On Wednesday, Manhattan U.S. Attorney Preet Bharara announced that three defendants in its New York City's CityTime payroll system fraud case had decided to change their pleas to guilty. The three women—all related to Mark Mazer, a former city consultant who is charged with being one of the four central figures in the fraud—are: Svetlana Mazer, his wife; Larisa Medzon, his mother; and Anna Makovetskaya, a cousin.
As a quick recap, the CityTime project involved the development of a secure, Web-based time and attendance system for 80 mayoral and other city agencies. The original estimated project cost was some US $63 million, but CityTime ended up "costing" the Big Apple $720 million by the time it became fully operational in 2011. SAIC was the CityTime prime contractor, but it had shopped out much of the work (some $400 million worth) to Technodyne, LLC, a company owned by Padma and Reddy Allen.
An audit in early 2010 by New York City Comptroller Jon Liu—the first formal review of the project in 12 years, despite warnings as far back as 2003 that something wasn’t right with the management of the project —uncovered numerous contracting irregularities. In late 2010, federal charges were brought against SAIC employees and subcontractors involved in CityTime. At the time, the government believed the amount of fraud involved totaled about $80 million.

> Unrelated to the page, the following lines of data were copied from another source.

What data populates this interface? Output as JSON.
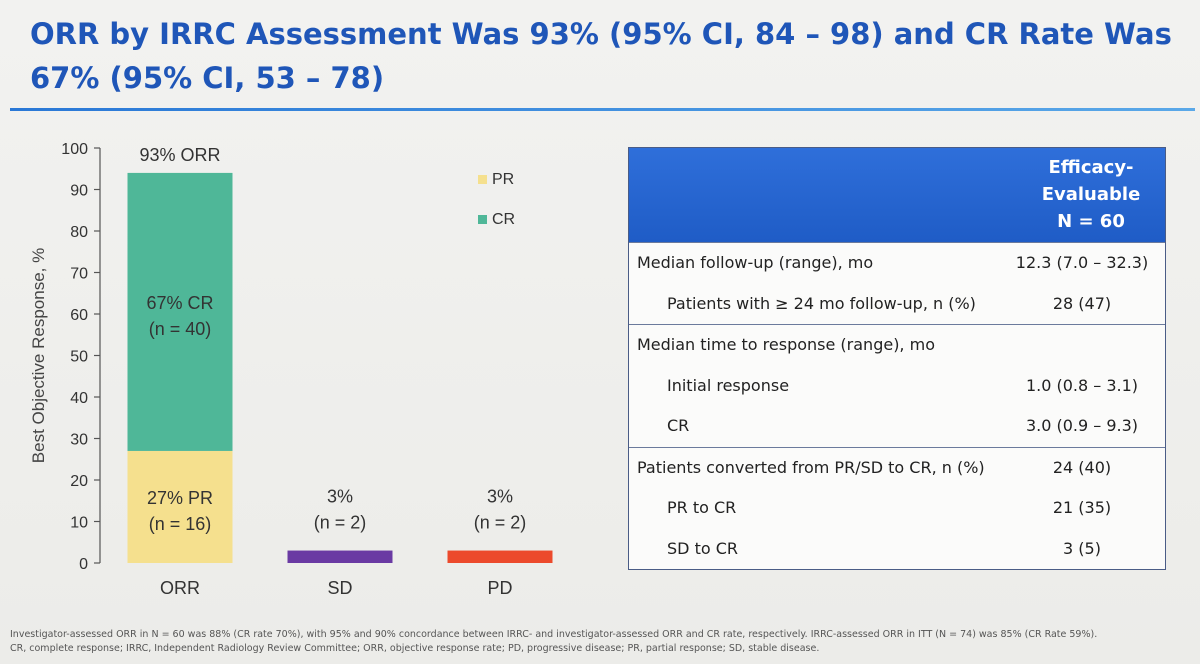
{
  "slide": {
    "title": "ORR by IRRC Assessment Was 93% (95% CI, 84 – 98) and CR Rate Was 67% (95% CI, 53 – 78)",
    "footnote_line1": "Investigator-assessed ORR in N = 60 was 88% (CR rate 70%), with 95% and 90% concordance between IRRC- and investigator-assessed ORR and CR rate, respectively. IRRC-assessed ORR in ITT (N = 74) was 85% (CR Rate 59%).",
    "footnote_line2": "CR, complete response; IRRC, Independent Radiology Review Committee; ORR, objective response rate; PD, progressive disease; PR, partial response; SD, stable disease."
  },
  "chart_data": {
    "type": "bar",
    "stacked": true,
    "ylabel": "Best Objective Response, %",
    "ylim": [
      0,
      100
    ],
    "yticks": [
      0,
      10,
      20,
      30,
      40,
      50,
      60,
      70,
      80,
      90,
      100
    ],
    "categories": [
      "ORR",
      "SD",
      "PD"
    ],
    "series": [
      {
        "name": "PR",
        "color": "#f5e08e",
        "values": [
          27,
          0,
          0
        ]
      },
      {
        "name": "CR",
        "color": "#4fb798",
        "values": [
          67,
          0,
          0
        ]
      },
      {
        "name": "",
        "color": "#6a3aa3",
        "values": [
          0,
          3,
          0
        ]
      },
      {
        "name": "",
        "color": "#ec4a2c",
        "values": [
          0,
          0,
          3
        ]
      }
    ],
    "legend": [
      "PR",
      "CR"
    ],
    "legend_position": "top-right",
    "segment_labels": [
      {
        "category": "ORR",
        "series": "PR",
        "line1": "27% PR",
        "line2": "(n = 16)"
      },
      {
        "category": "ORR",
        "series": "CR",
        "line1": "67% CR",
        "line2": "(n = 40)"
      }
    ],
    "top_labels": [
      {
        "category": "ORR",
        "line1": "93% ORR",
        "line2": ""
      },
      {
        "category": "SD",
        "line1": "3%",
        "line2": "(n = 2)"
      },
      {
        "category": "PD",
        "line1": "3%",
        "line2": "(n = 2)"
      }
    ]
  },
  "table": {
    "header": [
      "Efficacy-",
      "Evaluable",
      "N = 60"
    ],
    "rows": [
      {
        "label": "Median follow-up (range), mo",
        "value": "12.3 (7.0 – 32.3)",
        "indent": false,
        "separator": true
      },
      {
        "label": "Patients with ≥ 24 mo follow-up, n (%)",
        "value": "28 (47)",
        "indent": true,
        "separator": false
      },
      {
        "label": "Median time to response (range), mo",
        "value": "",
        "indent": false,
        "separator": true
      },
      {
        "label": "Initial response",
        "value": "1.0 (0.8 – 3.1)",
        "indent": true,
        "separator": false
      },
      {
        "label": "CR",
        "value": "3.0 (0.9 – 9.3)",
        "indent": true,
        "separator": false
      },
      {
        "label": "Patients converted from PR/SD to CR, n (%)",
        "value": "24 (40)",
        "indent": false,
        "separator": true
      },
      {
        "label": "PR to CR",
        "value": "21 (35)",
        "indent": true,
        "separator": false
      },
      {
        "label": "SD to CR",
        "value": "3 (5)",
        "indent": true,
        "separator": false
      }
    ]
  }
}
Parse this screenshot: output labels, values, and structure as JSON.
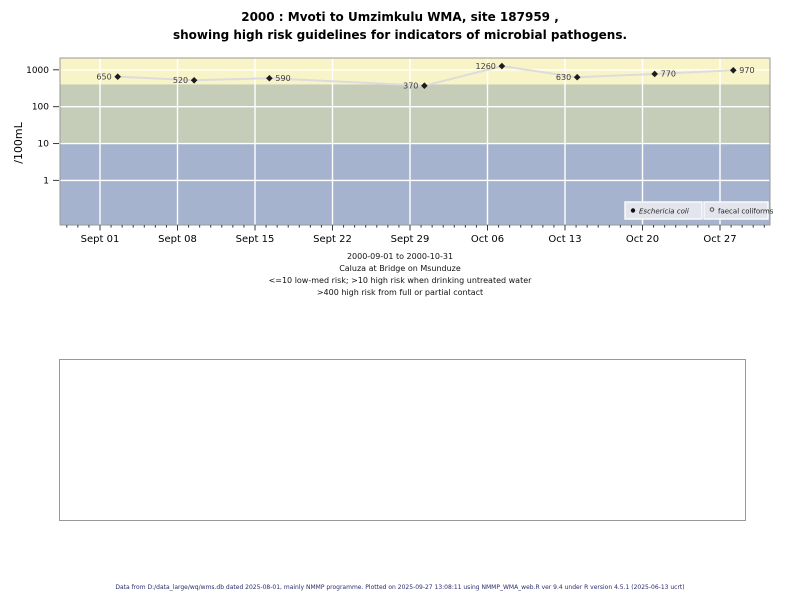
{
  "title": {
    "line1": "2000 : Mvoti to Umzimkulu WMA, site 187959 ,",
    "line2": "showing high risk guidelines for indicators of microbial pathogens."
  },
  "chart_data": {
    "type": "scatter",
    "title": "2000 : Mvoti to Umzimkulu WMA, site 187959 , showing high risk guidelines for indicators of microbial pathogens.",
    "ylabel": "/100mL",
    "xlabel": "",
    "y_scale": "log10",
    "y_ticks": [
      1,
      10,
      100,
      1000
    ],
    "y_tick_labels": [
      "1",
      "10",
      "100",
      "1000"
    ],
    "y_range_log": [
      -1.21,
      3.32
    ],
    "x_ticks": [
      {
        "day": 0,
        "label": "Sept 01"
      },
      {
        "day": 7,
        "label": "Sept 08"
      },
      {
        "day": 14,
        "label": "Sept 15"
      },
      {
        "day": 21,
        "label": "Sept 22"
      },
      {
        "day": 28,
        "label": "Sept 29"
      },
      {
        "day": 35,
        "label": "Oct 06"
      },
      {
        "day": 42,
        "label": "Oct 13"
      },
      {
        "day": 49,
        "label": "Oct 20"
      },
      {
        "day": 56,
        "label": "Oct 27"
      }
    ],
    "x_minor_day_range": [
      -3,
      60
    ],
    "grid": true,
    "grid_color": "#ffffff",
    "bands": [
      {
        "name": "above-400-high-risk-contact",
        "from": 400,
        "to": null,
        "color": "#f8f4c8"
      },
      {
        "name": "10-to-400-high-risk-drinking",
        "from": 10,
        "to": 400,
        "color": "#c5ccb8"
      },
      {
        "name": "below-10-low-med-risk",
        "from": null,
        "to": 10,
        "color": "#a5b3ce"
      }
    ],
    "series": [
      {
        "name": "Eschericia coli",
        "marker": "diamond-filled",
        "marker_color": "#1c1c1c",
        "line_color": "#dcdcdc",
        "label_color": "#3c3c3c",
        "points": [
          {
            "day": 1.6,
            "value": 650,
            "label": "650",
            "label_side": "left"
          },
          {
            "day": 8.5,
            "value": 520,
            "label": "520",
            "label_side": "left"
          },
          {
            "day": 15.3,
            "value": 590,
            "label": "590",
            "label_side": "right"
          },
          {
            "day": 29.3,
            "value": 370,
            "label": "370",
            "label_side": "left"
          },
          {
            "day": 36.3,
            "value": 1260,
            "label": "1260",
            "label_side": "left"
          },
          {
            "day": 43.1,
            "value": 630,
            "label": "630",
            "label_side": "left"
          },
          {
            "day": 50.1,
            "value": 770,
            "label": "770",
            "label_side": "right"
          },
          {
            "day": 57.2,
            "value": 970,
            "label": "970",
            "label_side": "right"
          }
        ]
      },
      {
        "name": "faecal coliforms",
        "marker": "circle-open",
        "marker_color": "#444444",
        "points": []
      }
    ],
    "legend": {
      "position": "bottom-right-inside",
      "box_fill": "#e3e5ec",
      "box_border": "#fafafa",
      "items": [
        {
          "label": "Eschericia coli",
          "marker": "circle-filled",
          "italic": true
        },
        {
          "label": "faecal coliforms",
          "marker": "circle-open",
          "italic": false
        }
      ]
    },
    "axis_color": "#3a3a3a",
    "panel_border_color": "#999999"
  },
  "caption": {
    "line1": "2000-09-01 to 2000-10-31",
    "line2": "Caluza at Bridge on Msunduze",
    "line3": "<=10 low-med risk; >10 high risk when drinking untreated water",
    "line4": ">400 high risk from full or partial contact"
  },
  "footer": {
    "text": "Data from D:/data_large/wq/wms.db dated 2025-08-01, mainly NMMP programme. Plotted on 2025-09-27 13:08:11 using NMMP_WMA_web.R ver 9.4 under R version 4.5.1 (2025-06-13 ucrt)"
  }
}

However, in 2011, Bharara announced that “...virtually all of the $600 million that the City paid SAIC for CityTime was tainted, directly or indirectly, by fraud.” More defendants and criminal charges were added (pdf) to the list of criminal complaints. Bharara also announced in the complaint that SAIC’s Chief Systems Engineer on the project, Carl Bell, pleaded guilty to taking $5 million in kickbacks on the project.
In 2012, SAIC agreed as part of a deferred prosecution agreement to “forfeit a total of $500 392 977 to the Department of Justice, and forgive more than $40 million still owed by the City to SAIC in connection with the CityTime project.” SAIC also agreed to retain an independent monitor to ensure the company and its personnel followed its stated compliance and ethics policies. However, as I noted at the time, SAIC tried to put a pretty positive spin on its having to shell out $500 million to avoid prosecution for its part in the fraud. The company made out that it had been “victimized” and that it had, in fact, delivered a “world class workforce management system for New York City.”
Getting back to the three new CityTime criminals, not only did they agree to plead guilty, but they agreed to forfeit $31 million in cash and property. Reuters reported that each of the three were originally charged with “a count of money laundering conspiracy in connection with helping Mark Mazer conceal $25 million in kickbacks he received.” However, they agreed to plead guilty to lesser charges of obstructing justice by making false statements to a bank, and to serve sentences ranging from 10 to 30 months in jail. They could have faced 5 to 20 years in prison if they had proceeded to trial and been found guilty on the original charge.
Reuters also states that, “Despite so many members of his family pleading guilty, Mark Mazer is not in plea talks and continues to plan to fight the charges, said Gerald Shargel, his lawyer.”
“‘The guilty pleas have no impact whatsoever on our case,’ Shargel said. ‘Our position has been and remains the City of New York was not defrauded. The City of New York got exactly what it paid for.’“
Hmmm... Sounds just like what SAIC—and Mayor Michael Bloomberg—have claimed. In fact, observers are betting that the defense strategy will be something to the effect of, "Since there is a working, “world class” CityTime payroll system, no fraud was committed. Costly, maybe; but fraudulent, definitely not.
Interestingly, a story in yesterday’s New York Times indicates that the three women still believe Mark Mazer is innocent as well.
His guilt or innocence will be determined beginning 30 September, when he and Gerald Denault (pdf), SAIC’s Program Manager for the CityTime project, go to trial. Technodyne owners Padma and Reddy Allen, the other main defendants accused in the fraud scheme, fled back to their native India in early 2011 with at least $39 million. Their whereabouts are unknown, except maybe to the NSA.